10 April 2013

Sponges to Zombies


It is sometimes difficult to explain to people why I am wholly dissatisfied with the American education system.  To be entirely honest, our education system frightens me.  There was a time when teachers, tutors, parents, siblings, and friends helped those few struggling children to get by, academically.  They were there to with encouragement and positive reinforcement, and took pride in being involved in someone's academic success.  

When report cards came around, you expected the kid to earn "average" marks... maybe even "below average" marks... but they were doing their best, and maybe "math" just wasn't their strongest area.  The "gifted" children, as they were often called, were often given the opportunity to progress into more challenging classrooms, with more challenging content which often required a more analytic approach to problems.  Teachers in the gifted classrooms often also taught the more "vanilla" variety, and you could expect any student graduating from the less challenging classrooms to receive an education worth your tax dollars.  They probably weren't going to grow up to be an astronaut, but they also weren't "stupid."

Today, however, the education system has changed.  I was lucky (or, maybe I was unlucky) enough to see part of this transition as it happened.  We have adopted the idea that every student is academically equal to their peers, and that in order to facilitate their learning, we need to foster their self-esteem.  While self-esteem is important, to a point, we have overestimated it's value to success.  Instead of using a student's understanding that they are below-par in a given area to motivate them, and using that motivation to fuel their education, we have reversed the process.
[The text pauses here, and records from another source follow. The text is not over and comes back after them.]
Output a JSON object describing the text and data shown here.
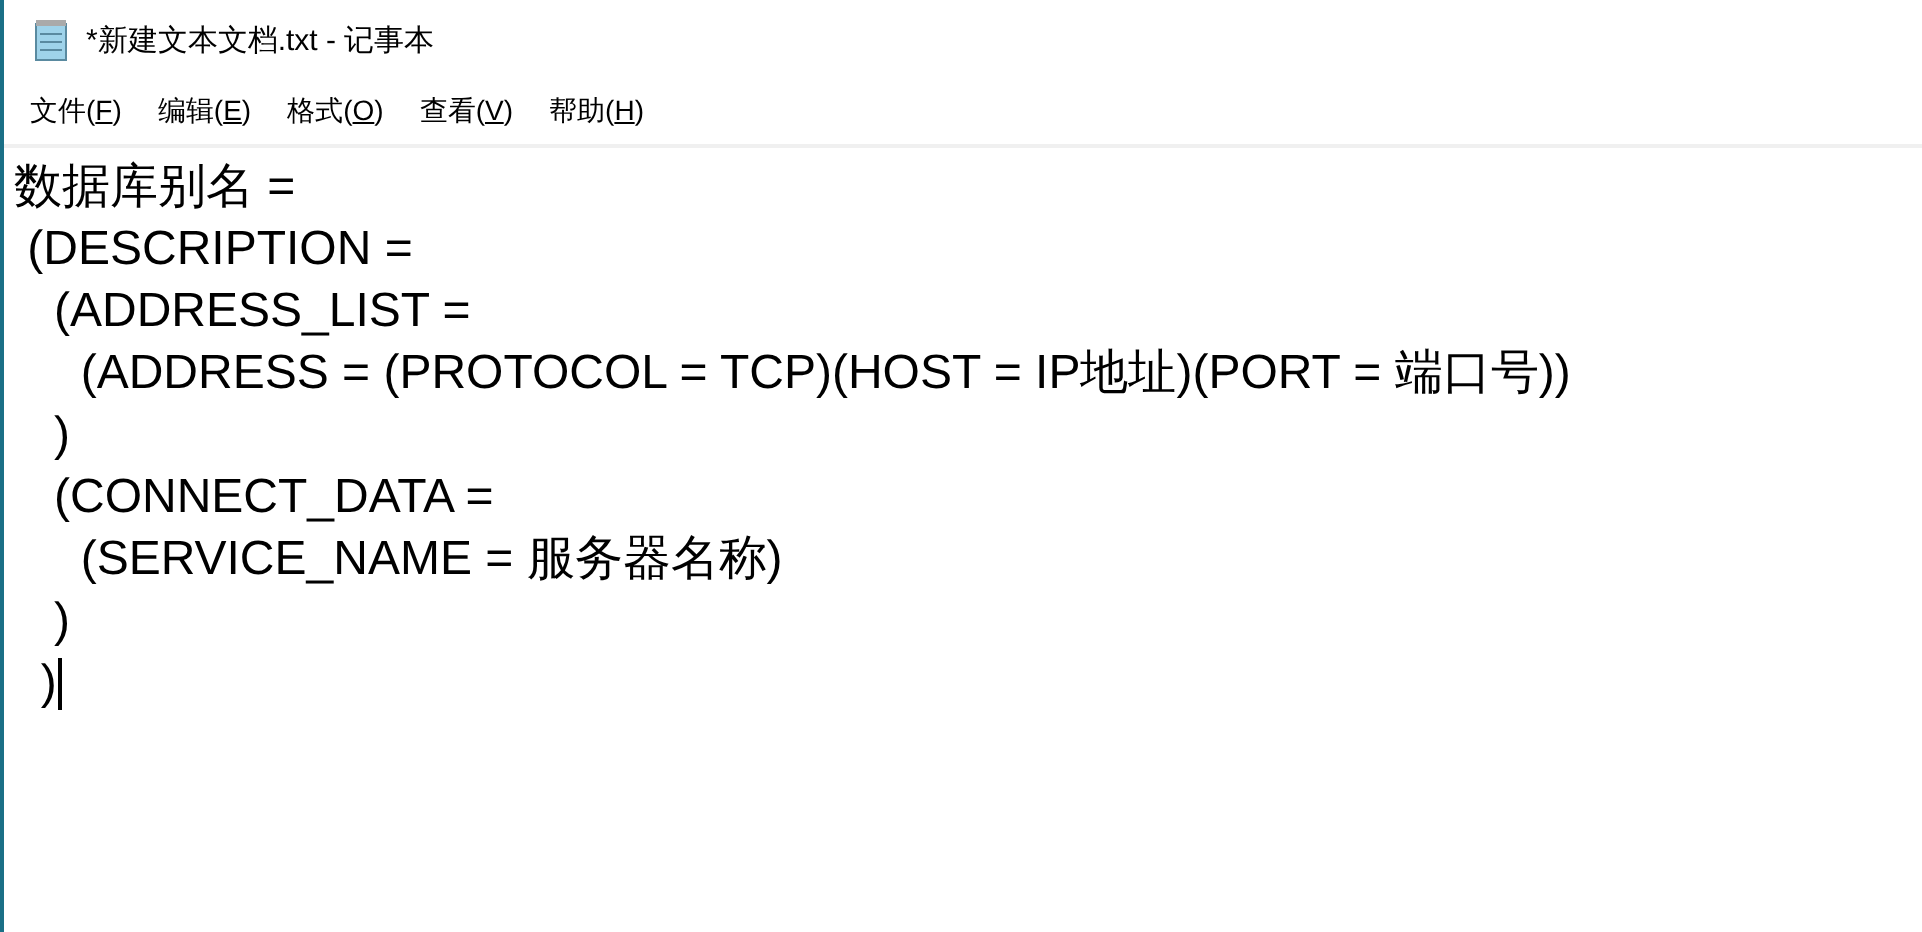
{
  "window": {
    "title": "*新建文本文档.txt - 记事本"
  },
  "menu": [
    {
      "label": "文件(F)"
    },
    {
      "label": "编辑(E)"
    },
    {
      "label": "格式(O)"
    },
    {
      "label": "查看(V)"
    },
    {
      "label": "帮助(H)"
    }
  ],
  "editor": {
    "lines": [
      {
        "text": "数据库别名 =",
        "caret": false
      },
      {
        "text": " (DESCRIPTION =",
        "caret": false
      },
      {
        "text": "   (ADDRESS_LIST =",
        "caret": false
      },
      {
        "text": "     (ADDRESS = (PROTOCOL = TCP)(HOST = IP地址)(PORT = 端口号))",
        "caret": false
      },
      {
        "text": "   )",
        "caret": false
      },
      {
        "text": "   (CONNECT_DATA =",
        "caret": false
      },
      {
        "text": "     (SERVICE_NAME = 服务器名称)",
        "caret": false
      },
      {
        "text": "   )",
        "caret": false
      },
      {
        "text": "  )",
        "caret": true
      }
    ]
  }
}
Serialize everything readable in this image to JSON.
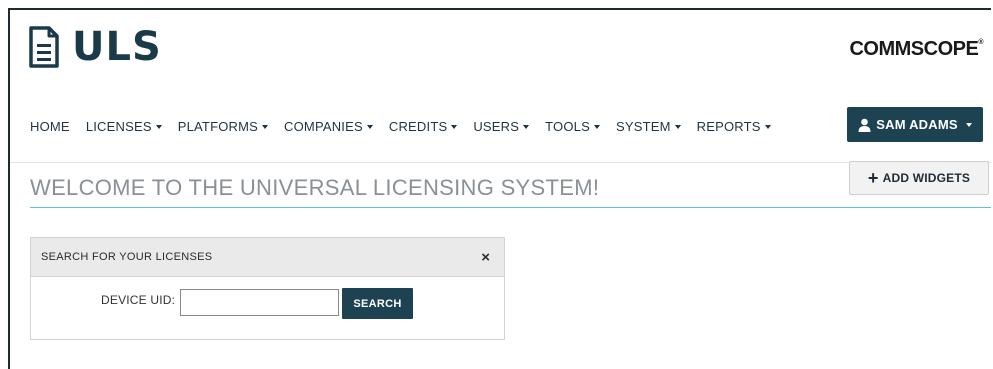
{
  "app": {
    "logo_text": "ULS",
    "brand_text": "COMMSCOPE",
    "brand_mark": "®"
  },
  "nav": {
    "items": [
      {
        "label": "HOME",
        "has_caret": false
      },
      {
        "label": "LICENSES",
        "has_caret": true
      },
      {
        "label": "PLATFORMS",
        "has_caret": true
      },
      {
        "label": "COMPANIES",
        "has_caret": true
      },
      {
        "label": "CREDITS",
        "has_caret": true
      },
      {
        "label": "USERS",
        "has_caret": true
      },
      {
        "label": "TOOLS",
        "has_caret": true
      },
      {
        "label": "SYSTEM",
        "has_caret": true
      },
      {
        "label": "REPORTS",
        "has_caret": true
      }
    ]
  },
  "user_menu": {
    "label": "SAM ADAMS",
    "icon": "user-icon"
  },
  "main": {
    "title": "WELCOME TO THE UNIVERSAL LICENSING SYSTEM!",
    "add_widgets_label": "ADD WIDGETS",
    "add_widgets_icon": "+"
  },
  "widget": {
    "title": "SEARCH FOR YOUR LICENSES",
    "close_icon": "×",
    "device_label": "DEVICE UID:",
    "device_value": "",
    "search_label": "SEARCH"
  },
  "colors": {
    "brand_dark": "#1d4353",
    "title_gray": "#8a9097",
    "accent_rule": "#5ec3d8"
  }
}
When I was in High School, I remember taking "Honors" Biology-- essentially one step up from "Vanilla Biology", and one step down from "College Level Biology".  Though I cannot remember the year I took it, my teacher's name, nor just about anything I learned there, one event stands out in my mind.  Instead of a mid-term test, the class was assigned an individual project to test our understanding of what we had learned.  We were to demonstrate that we understood the principles of life, ecology, etc. and write up a package for a hypothetical plant or animal as if we were submitting it to the scientific community.

Taking the class for what it was, and understanding that the assignment would be worth nearly a third of my grade, I immediately went to work.  I dreamed up an insect, which I named the "swamp flea".  I remember taking the time to explain everything from it's parasitic dietary habits to it's environmental needs, a symbiotic relationship with a host, and it's reproductive/life cycle.  In painstaking detail, I illustrated (as the assignment required) the project, and was barely able to complete my project before the due date.  It wasn't glamorous, but I was confident that it satisfied the teacher's expectations.

On the due-date, we were expected to present our projects to the class.  I hadn't had a whole lot of experience in public speaking, and so I nervously presented my project to my classmates.  After a decent reception, I returned to my seat before the girl sitting next to me was called up to the front of the room.  She reached into her backpack, pulling out the manila envelope we were provided.  On the front, literally drawn in blue crayon, was a sea-lion in a cartoon pose with butterfly wings superimposed on it's back, with the caption "Rupert the Flying Sea Lion" centered below it.  Inside the folder was a paragraph blurb detailing Rupert's diet of fairy dust and how he sleeps on rainbows.  We both received an "A" on the project.


Armed with the belief that effort is more important that success or results, we have stripped children of the motivation to be more than mediocre.  After all, if they get an "A" regardless of the content of their work, why should they strive to perform well?  Worse yet, if the student who is striving to perform sees his peers receiving equal commendation for their obviously lesser work, then why bother making the effort at all?  This teaches students laziness and complacency, and obviously does not prepare them for life outside of academia.

However, the immediate impact this has is on the academic environment.  By teaching children that they don't need to work in order to succeed, their grades will obviously slip.  Couple this with the demands of "No Child Left Behind", that each batch of students perform better than the one that preceded them, and we are left with a recipe for disaster.

In order to meet a student quota, we have adopted a system of teaching which prefers and rewards repetition over thought.  What started out as a program with good intentions, to revolutionize the way we teach our children, became what amounts to a propaganda factory.  Whether the information is true or not is irrelevant; we have resorted to teaching our children to accept information as factual, solely on the basis that came from an authority figure.  What's worse is that we actively discourage children from thinking critically, and questioning that information (and, by extension, the teacher's authority).  What should be an exercise in analytic thought and an opportunity for learning can sometimes be punished or condemned as a student "being difficult."

After all, when's the last time you saw an 8th grade algebra teacher try to explain the calculus behind finding the line of symmetry to their class?  When's the last time you heard of a student asking the question, "where are these equations coming from?"  In fact, I ran into a college algebra teacher who refused to grade my homework on the basis that I was "working down" from calculus to solve problems instead of just using the "tricks" he expected us to memorize; so unfortunately this problem is not exclusive to our compulsory education.

And so here we have the problem.  We have a system that teaches children that success does not rely on work, and that they need to obediently accept any information that an authority gives them.  This places a huge responsibility on those authority figures to ensure that the information they are providing is factually correct.  So... what happens when people start abusing that authority?